Mu’awiyah berkata, “Tidak, engkau harus menceritakannya kepadaku.”

Maka, Dhirar berkata, “Baiklah aku akan menceritakannya kepadamu karena engkau telah memaksaku. Demi Allah, sesungguhnya ia (‘Ali) adalah orang yang berpandangan jauh, kuat kepribadiannya, fasih dalam berbicara, adil dalam memutuskan hukum, dan sumber ilmu pengetahuan. Ucapannya memancarkan hikmah. Ia menjauhi dunia dan keindahannya, menyukai kegelapan malam (untuk beribadah dan bermunajat kepada Tuhannya). Ia banyak menangis dan panjang pikirannya, ia suka membolak-balikkan telapak tangannya dan berbicara pada dirinya. Ia lebih menyukai pakaian yang kasar dan makanan yang keras.Ia sederhana dalam penampilan, seperti layaknya seseorang di antara kami. Tidak ada pertanyaan kami yang tidak terjawab olehnya, dan jika kami mengundangnya, ia pasti datang.

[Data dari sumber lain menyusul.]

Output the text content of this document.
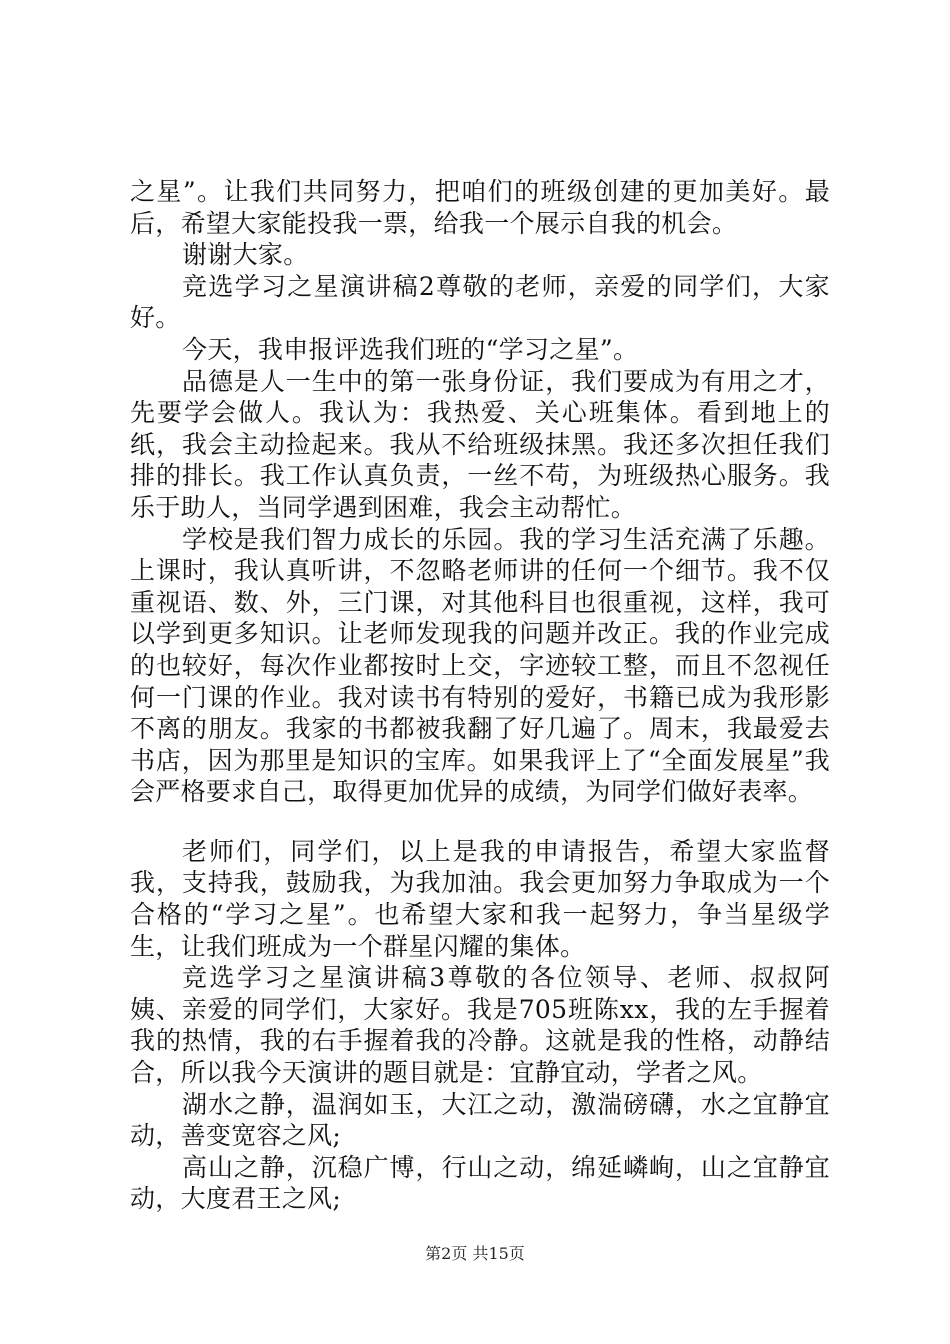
之星”。让我们共同努力，把咱们的班级创建的更加美好。最后，希望大家能投我一票，给我一个展示自我的机会。

谢谢大家。

竞选学习之星演讲稿2尊敬的老师，亲爱的同学们，大家好。

今天，我申报评选我们班的“学习之星”。

品德是人一生中的第一张身份证，我们要成为有用之才，先要学会做人。我认为：我热爱、关心班集体。看到地上的纸，我会主动捡起来。我从不给班级抹黑。我还多次担任我们排的排长。我工作认真负责，一丝不苟，为班级热心服务。我乐于助人，当同学遇到困难，我会主动帮忙。

学校是我们智力成长的乐园。我的学习生活充满了乐趣。上课时，我认真听讲，不忽略老师讲的任何一个细节。我不仅重视语、数、外，三门课，对其他科目也很重视，这样，我可以学到更多知识。让老师发现我的问题并改正。我的作业完成的也较好，每次作业都按时上交，字迹较工整，而且不忽视任何一门课的作业。我对读书有特别的爱好，书籍已成为我形影不离的朋友。我家的书都被我翻了好几遍了。周末，我最爱去书店，因为那里是知识的宝库。如果我评上了“全面发展星”我会严格要求自己，取得更加优异的成绩，为同学们做好表率。

老师们，同学们，以上是我的申请报告，希望大家监督我，支持我，鼓励我，为我加油。我会更加努力争取成为一个合格的“学习之星”。也希望大家和我一起努力，争当星级学生，让我们班成为一个群星闪耀的集体。

竞选学习之星演讲稿3尊敬的各位领导、老师、叔叔阿姨、亲爱的同学们，大家好。我是705班陈xx，我的左手握着我的热情，我的右手握着我的冷静。这就是我的性格，动静结合，所以我今天演讲的题目就是：宜静宜动，学者之风。

湖水之静，温润如玉，大江之动，激湍磅礴，水之宜静宜动，善变宽容之风;

高山之静，沉稳广博，行山之动，绵延嶙峋，山之宜静宜动，大度君王之风;

第2页 共15页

Kami, demi Allah, walaupun kami sangat akrab dengannya dan ia pun sangat dekat kepada kami, tetapi kami hampir tidak pemah berbicara kepadanya karena kewibawaannya yang agung. Jika tersenyum, maka gigi-giginya seperti mutiara yang tersusun rapi. Ia memuliakan ulama dan mencintai kaum fakir miskin. Di sisinya, orang yang kuat tidak dapat berbuat semena-mena, sedangkan orang yang lemah tidak akan berputus asa dari keadilannya.

Aku bersaksi kepada Allah, sungguh pada suatu waktu, ketika malam sudah sunyi dan gelap gulita, ia memegangi janggutnya sambil berjalan mondar-mandir. Ia menangis tersedu-sedu, seperti tangisan orang yang sedang dirundung malang. Seakan-akan aku mendengarnya ia berkata, ‘Hai dunia, perdayakanlab orang lain selain diriku! Apakab engkau menolakku atau rindu kepadaku? Jauh, jauh. Sungguh, aku telah menalakmu dengan tiga kali talak, yang membuat aku tidak akan dapat  rujuk lagi kepadamu. Umurmu pendek, kehidupanmu hina, dan bahayamu besar. Ah, ah. Alangkah sedikitnya bekal, jauhnya perjalanan, dan gelapnya jalan.”

Kemudian, Mu’awiyab menangis tersedu-sedu hingga air matanya membasahi janggutnya. Orang-orang yang hadir di majelis itu pun semuanya ikut menangis.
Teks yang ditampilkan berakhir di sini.